I’m headed in to the TD Garden in Boston this evening for a charity event at tonight’s Bruins vs. Washington Capitals game.  Bostonians over 30 like me still call it “the New Garden”, giving the 16-year old building its rightfully subordinate place beneath the revered Boston Garden of our youth – the smoky, steep sweatbox with loads of obstructed view seats that was demolished in 1997.

For a couple of winters in the early 1970′s the Bruins shared the Garden with their mortal rivals – the New England Whalers of the World Hockey Association.   The existence of the WHA created a form of de facto free agency for NHL players who were previously bound to their teams by the reserve clause.  More than 60 NHL players jumped to the WHA for the league’s debut season in the winter of 1972-73.  The Bruins lost their scoring star Derek Sanderson who signed a five-year, $2.6 million deal with the Philadelphia Blazers that briefly made him the highest paid athlete on Earth.

But the WHA’s biggest coup was signing Chicago Blackhawks star Bobby Hull to a ten-year deal prior to the 1972 season.  “The Golden Jet” would play for the WHA’s Winnipeg Jets franchise, whose name was inspired by the superstar himself.  Hull became the face of the WHA for marketing purposes, to the point where he is pictured smiling on the cover of this January 30th, 1973 New England Whalers program, even though the Whalers foe that night was not Hull’s Jets, but rather the Cleveland Crusaders.

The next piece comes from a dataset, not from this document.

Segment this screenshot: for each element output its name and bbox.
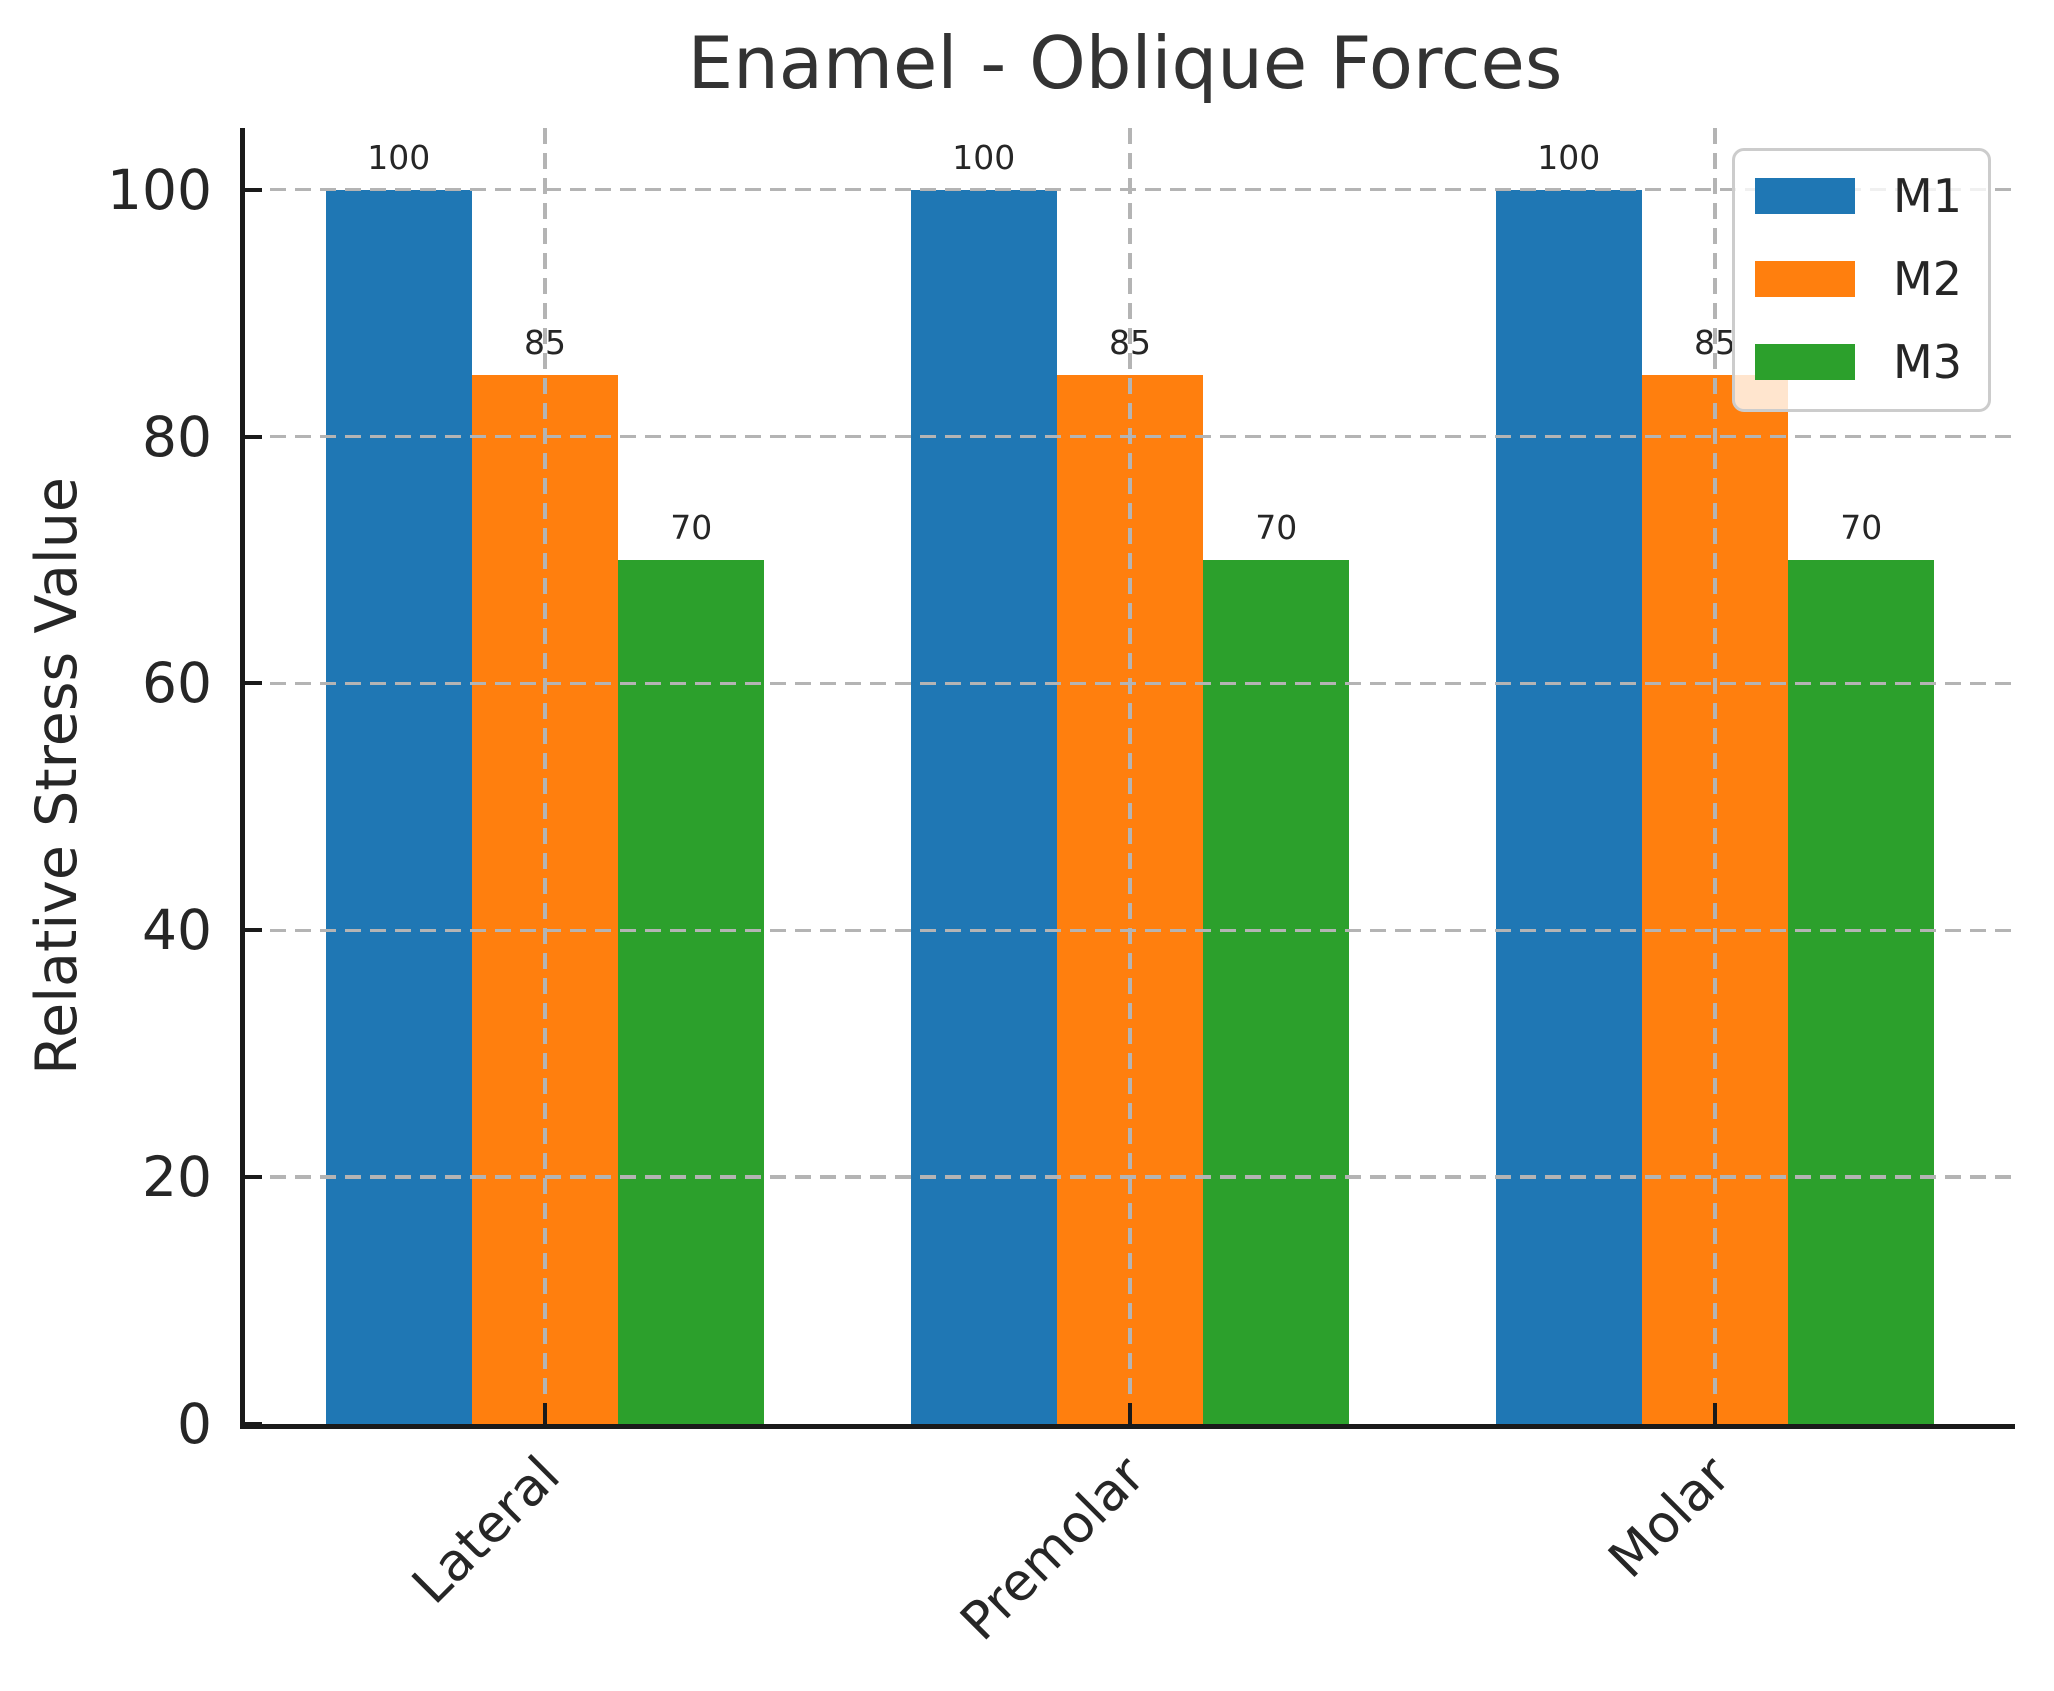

The Whalers played two years at Garden from 1972 to 1974 before moving to the newly opened Hartford Civic Center for the 1974-75 season.  The Whalers were one of four WHA clubs accepted into the NHL for a $6 million expansion fee in a merger between the two leagues in 1979.  Known as the Hartford Whalers from 1979 to 1997, the club moved south in 1997 and is today known as the Carolina Hurricanes.